Der »Bild«-Zeitung sagte Stresemann, über die Pläne seien weder er noch seine Schwester unterrichtet worden. »Wir hätten das natürlich abgelehnt«, betonte er. »Das ist derart dreist, was diese Partei da plant.« Stresemann fügte hinzu: »Was mein Großvater schließlich aus Überzeugung vertrat, steht ja fundamental gegen das, was die AfD verkörpert.«

Auch die FDP reagierte empört. Der stellvertretende Parteivorsitzende und Bundestagsvizepräsident Wolfgang Kubicki bezeichnete das Vorhaben als »makaber« und »geschichtslos«. Er sprach von einer kalkulierten Provokation Gaulands.

Zuvor hatte AfD-Chef Alexander Gauland der »Frankfurter Allgemeinen Zeitung« vom Mittwoch von dem Gründungsvorhaben einer parteinahen Stiftung berichtet. »Ich würde es begrüßen, wenn sie Gustav-Stresemann-Stiftung heißen würde«, sagte er.
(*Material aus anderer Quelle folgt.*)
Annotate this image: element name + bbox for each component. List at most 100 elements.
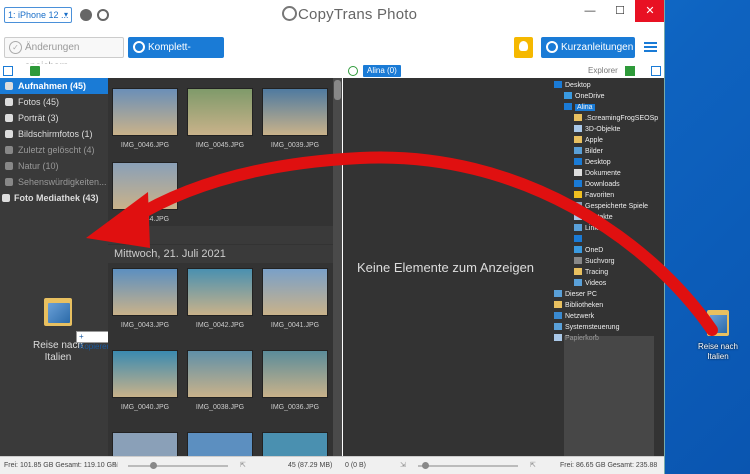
photo-thumbnail[interactable] — [187, 350, 253, 398]
tree-item[interactable]: Downloads — [574, 179, 620, 190]
photo-thumbnail[interactable] — [187, 432, 253, 456]
tree-item[interactable] — [574, 234, 585, 245]
device-select-value: 1: iPhone 12 ... — [8, 10, 69, 20]
tree-item[interactable]: Desktop — [554, 80, 591, 91]
tree-item[interactable]: Bilder — [574, 146, 603, 157]
add-icon[interactable] — [348, 66, 358, 76]
tree-item[interactable]: Alina — [564, 102, 595, 113]
album-icon — [5, 114, 13, 122]
tree-item[interactable]: Apple — [574, 135, 603, 146]
maximize-button[interactable]: ☐ — [605, 0, 635, 22]
photo-thumbnail[interactable] — [187, 88, 253, 136]
album-icon — [5, 98, 13, 106]
sidebar-item-label: Sehenswürdigkeiten... — [18, 177, 107, 187]
full-backup-button[interactable]: Komplett-Backup — [128, 37, 224, 74]
new-album-icon[interactable] — [30, 66, 40, 76]
tree-item[interactable]: Favoriten — [574, 190, 614, 201]
tree-item[interactable]: Tracing — [574, 267, 608, 278]
tree-item-label: Apple — [585, 137, 603, 144]
tree-item-label: Videos — [585, 280, 607, 287]
desktop-folder-icon[interactable] — [707, 310, 729, 336]
folder-icon — [574, 246, 582, 253]
folder-icon — [574, 224, 582, 231]
save-changes-button[interactable]: ✓ Änderungen speichern — [4, 37, 124, 72]
toolbar: ✓ Änderungen speichern Komplett-Backup K… — [0, 30, 664, 74]
minimize-button[interactable]: — — [575, 0, 605, 22]
tree-item[interactable]: Gespeicherte Spiele — [574, 201, 648, 212]
grow-icon[interactable]: ⇱ — [240, 457, 246, 474]
thumbnail-size-slider-right[interactable] — [418, 462, 518, 469]
photo-thumbnail[interactable] — [262, 350, 328, 398]
sidebar-item[interactable]: Zuletzt gelöscht (4) — [0, 142, 108, 158]
grow-right-icon[interactable]: ⇱ — [530, 457, 536, 474]
sidebar-item-label: Zuletzt gelöscht (4) — [18, 145, 95, 155]
tree-item[interactable]: Dieser PC — [554, 289, 597, 300]
tree-item[interactable]: Systemsteuerung — [554, 322, 619, 333]
scrollbar-thumb[interactable] — [334, 80, 341, 100]
folder-icon — [564, 103, 572, 110]
explorer-panel: Explorer Desktop OneDrive Alina .ScreamingF… — [548, 64, 664, 456]
photo-thumbnail[interactable] — [112, 162, 178, 210]
sidebar-item[interactable]: Porträt (3) — [0, 110, 108, 126]
photo-filename: IMG_0046.JPG — [120, 142, 170, 149]
slider-knob[interactable] — [150, 462, 157, 469]
menu-icon[interactable] — [644, 42, 657, 52]
sidebar-item[interactable]: Foto Mediathek (43) — [0, 190, 108, 206]
tree-item[interactable]: Videos — [574, 278, 606, 289]
sidebar-item[interactable]: Sehenswürdigkeiten... — [0, 174, 108, 190]
dragged-folder-label: Reise nach Italien — [32, 340, 84, 363]
tree-item[interactable]: Desktop — [574, 157, 611, 168]
album-icon — [5, 162, 13, 170]
photo-thumbnail[interactable] — [112, 350, 178, 398]
sidebar-item[interactable]: Aufnahmen (45) — [0, 78, 108, 94]
folder-icon — [574, 158, 582, 165]
tree-item-label: Systemsteuerung — [565, 324, 620, 331]
folder-icon — [574, 169, 582, 176]
slider-knob-right[interactable] — [422, 462, 429, 469]
collapse-panel-icon[interactable] — [651, 66, 661, 76]
photo-thumbnail[interactable] — [112, 268, 178, 316]
close-button[interactable]: ✕ — [635, 0, 664, 22]
sidebar-item[interactable]: Fotos (45) — [0, 94, 108, 110]
photo-filename: IMG_0041.JPG — [270, 322, 320, 329]
thumbnail-size-slider[interactable] — [128, 462, 228, 469]
folder-icon — [574, 202, 582, 209]
tree-item-label: Gespeicherte Spiele — [585, 203, 649, 210]
photo-thumbnail[interactable] — [187, 268, 253, 316]
album-tag[interactable]: Alina (0) — [363, 65, 401, 77]
shrink-right-icon[interactable]: ⇲ — [400, 457, 406, 474]
expand-panel-icon[interactable] — [3, 66, 13, 76]
tree-item-label: Favoriten — [585, 192, 615, 199]
tree-item[interactable]: 3D-Objekte — [574, 124, 620, 135]
explorer-title: Explorer — [588, 66, 618, 75]
tree-item[interactable]: Links — [574, 223, 601, 234]
tree-item-label: 3D-Objekte — [585, 126, 621, 133]
tree-item[interactable]: OneD — [574, 245, 603, 256]
photo-thumbnail[interactable] — [262, 268, 328, 316]
shrink-icon[interactable]: ⇲ — [112, 457, 118, 474]
eject-icon[interactable] — [80, 9, 92, 21]
empty-message: Keine Elemente zum Anzeigen — [356, 260, 535, 275]
tree-item[interactable]: .ScreamingFrogSEOSp — [574, 113, 658, 124]
folder-icon — [574, 268, 582, 275]
refresh-icon[interactable] — [97, 9, 109, 21]
sidebar-item[interactable]: Natur (10) — [0, 158, 108, 174]
tree-item[interactable]: Kontakte — [574, 212, 613, 223]
tree-item[interactable]: Bibliotheken — [554, 300, 603, 311]
photo-thumbnail[interactable] — [112, 88, 178, 136]
tree-item[interactable]: Dokumente — [574, 168, 621, 179]
tree-item[interactable]: Netzwerk — [554, 311, 594, 322]
folder-icon[interactable] — [625, 66, 635, 76]
sidebar-item-label: Foto Mediathek (43) — [14, 193, 99, 203]
device-select[interactable]: 1: iPhone 12 ... ▾ — [4, 7, 72, 23]
tips-button[interactable] — [514, 37, 533, 58]
tree-item[interactable]: Suchvorg — [574, 256, 615, 267]
photo-thumbnail[interactable] — [262, 88, 328, 136]
sidebar-item[interactable]: Bildschirmfotos (1) — [0, 126, 108, 142]
photo-thumbnail[interactable] — [112, 432, 178, 456]
photo-thumbnail[interactable] — [262, 432, 328, 456]
tree-item[interactable]: OneDrive — [564, 91, 605, 102]
album-sidebar: Aufnahmen (45) Fotos (45) Porträt (3) Bilds… — [0, 78, 116, 456]
quick-guide-button[interactable]: Kurzanleitungen — [541, 37, 635, 58]
gallery-scrollbar[interactable] — [333, 78, 342, 456]
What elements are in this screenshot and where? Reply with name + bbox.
Der Staatsmann stehe für das nationalliberale Erbe Deutschlands. »Diesem Erbe sieht sich die AfD verpflichtet«, fügte Gauland hinzu.

Der zweite AfD-Vorsitzende, Jörg Meuthen, sagte: »Die Persönlichkeit Gustav Stresemann würde gut zu uns passen, deshalb begrüße ich diesen Vorschlag, sofern es keine namensrechtlichen Probleme gibt.« Eine abschließende Entscheidung wolle der AfD-Bundesvorstand am 19. Januar treffen.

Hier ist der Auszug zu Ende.